Assessing Risk: When to Opt for Insurance Against Wind Damage
Wind: it’s a serious threat that can destroy roofs and severely damage the properties in a building or infrastructure portfolio. Many building owners and facilities managers believe that a manufacturer’s warranty will cover most, if not all, wind damage. However, they should familiarize themselves with the details, clauses, and limitations of their warranties to avoid unexpected – and costly – expenses after a major windstorm. To choose the right level of protection, owners and managers must assess the environmental risk to the buildings in their portfolio and choose appropriate coverage.
Assessing Risk: Examine Geography and Building Type
To invest in worthwhile coverage, building owners and managers should first gauge the likelihood of wind damage to their structures. The types of buildings in the portfolio, as well as their geographic locations, can help managers and owners assess the level of risk – and therefore the necessary coverage. For instance, coastal areas such as the Gulf States face a greater threat from wind than inland locations.
However, tall buildings with large openings (e.g. airplane hangars), risk wind damage no matter they are because their structural makeup allows wind to enter the building and push up on the roof structure from underneath.
Owners of high-risk buildings or properties in high-risk areas in particular need to have a thorough understanding of their coverage.
What Will a Manufacturer’s Warranty Cover?
Membrane manufacturers’ warranties provide recourse for owners against failures in the roofing materials, workmanship, or assembly – such as material or design defects.
Every warranty carries with it a wind speed rating – a threshold above which the membrane manufacturer will not cover wind related roof failure. The standard wind rating covers a roof assembly up to 55 mph winds; for added protection, owners can upgrade the coverage to 72 mph.
Considering the value of the roof, the 72 mph wind rating is a wise investment; it provides coverage for damage from higher wind speeds at a marginal cost increase.
Some manufacturers will offer wind warranties up to 100 mph and greater. These warranty “riders”, as they are called, are expensive and include high fees. In addition, only roof systems that are significantly enhanced to perform in high wind conditions qualify for these warranties. However, even the enhanced warranty does not cover all possible damage.
Limitations of a Manufacturer’s Warranty
Most warranties are either 55 or 72 mph, however during natural disasters wind speed can easily reach 100+ mph. No matter the wind speed rating, warranties do not cover “acts of God,” such as hurricanes and tornadoes. In addition, they do not cover impact from flying debris, (common in severe storms), or issues with a compromised building envelope.
Owners and managers whose buildings are in hurricane- and tornado-prone locations must purchase building insurance to protect against these risks. The membrane manufacturer’s warranty simply won’t cover it.
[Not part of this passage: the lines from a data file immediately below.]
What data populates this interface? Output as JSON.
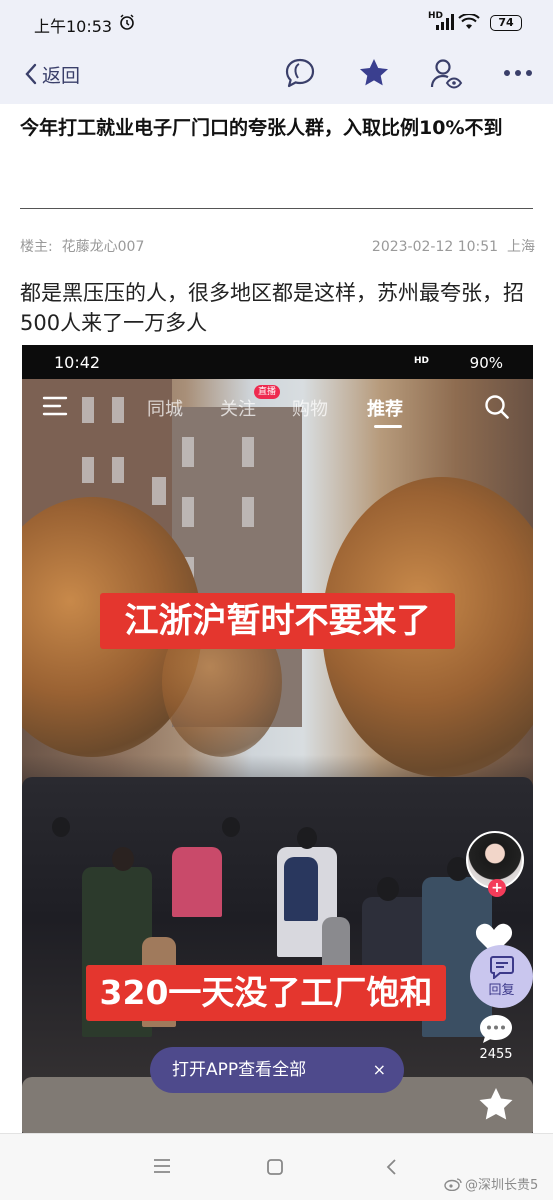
{
  "status_bar": {
    "time": "上午10:53",
    "network": "HD",
    "battery": "74"
  },
  "nav": {
    "back_label": "返回",
    "icons": [
      "comment-bubble-icon",
      "star-icon",
      "user-eye-icon",
      "more-icon"
    ],
    "accent": "#3a3f6a"
  },
  "article": {
    "title": "今年打工就业电子厂门口的夸张人群，入取比例10%不到",
    "author_label": "楼主:",
    "author": "花藤龙心007",
    "datetime": "2023-02-12 10:51",
    "location": "上海",
    "body": "都是黑压压的人，很多地区都是这样，苏州最夸张，招500人来了一万多人"
  },
  "embed": {
    "status_time": "10:42",
    "status_network": "HD",
    "status_battery": "90%",
    "tabs": [
      "同城",
      "关注",
      "购物",
      "推荐"
    ],
    "active_tab": "推荐",
    "live_badge": "直播",
    "caption_top": "江浙沪暂时不要来了",
    "caption_bottom": "320一天没了工厂饱和",
    "open_app": "打开APP查看全部",
    "close": "×",
    "reply_label": "回复",
    "comment_count": "2455",
    "caption_color": "#e4362e",
    "app_button_color": "#4e4a8c"
  },
  "watermark": "@深圳长贵5"
}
Insurance: The Only Coverage Against Severe Wind Damage
A common misconception in the industry is that roof warranties match the requirements of local building codes. However, building codes can dictate the roof assembly, but not any warranty provisions, which manufacturers set independently. When it comes to damage caused by high winds, neither local codes nor manufacturer’s warranties will protect the buildings in the portfolio. Building insurance serves as the only coverage against most of the severe damage a roof may suffer.
Even properly installed roofs made from high quality materials are at risk of wind damage, especially during extreme weather. For most owners and property managers, investing in the 72 mph wind speed rating on the manufacturer’s warranty is a worthwhile, relatively minor additional investment. Higher wind speed ratings, on the other hand, rarely cover the damage the roof system is likely to experience during a severe storm. If damage from excessive wind speed is of particular concern, owners should consider enhancing the roof attachment itself, seek out the advice of a knowledgeable roofer, and purchase adequate insurance.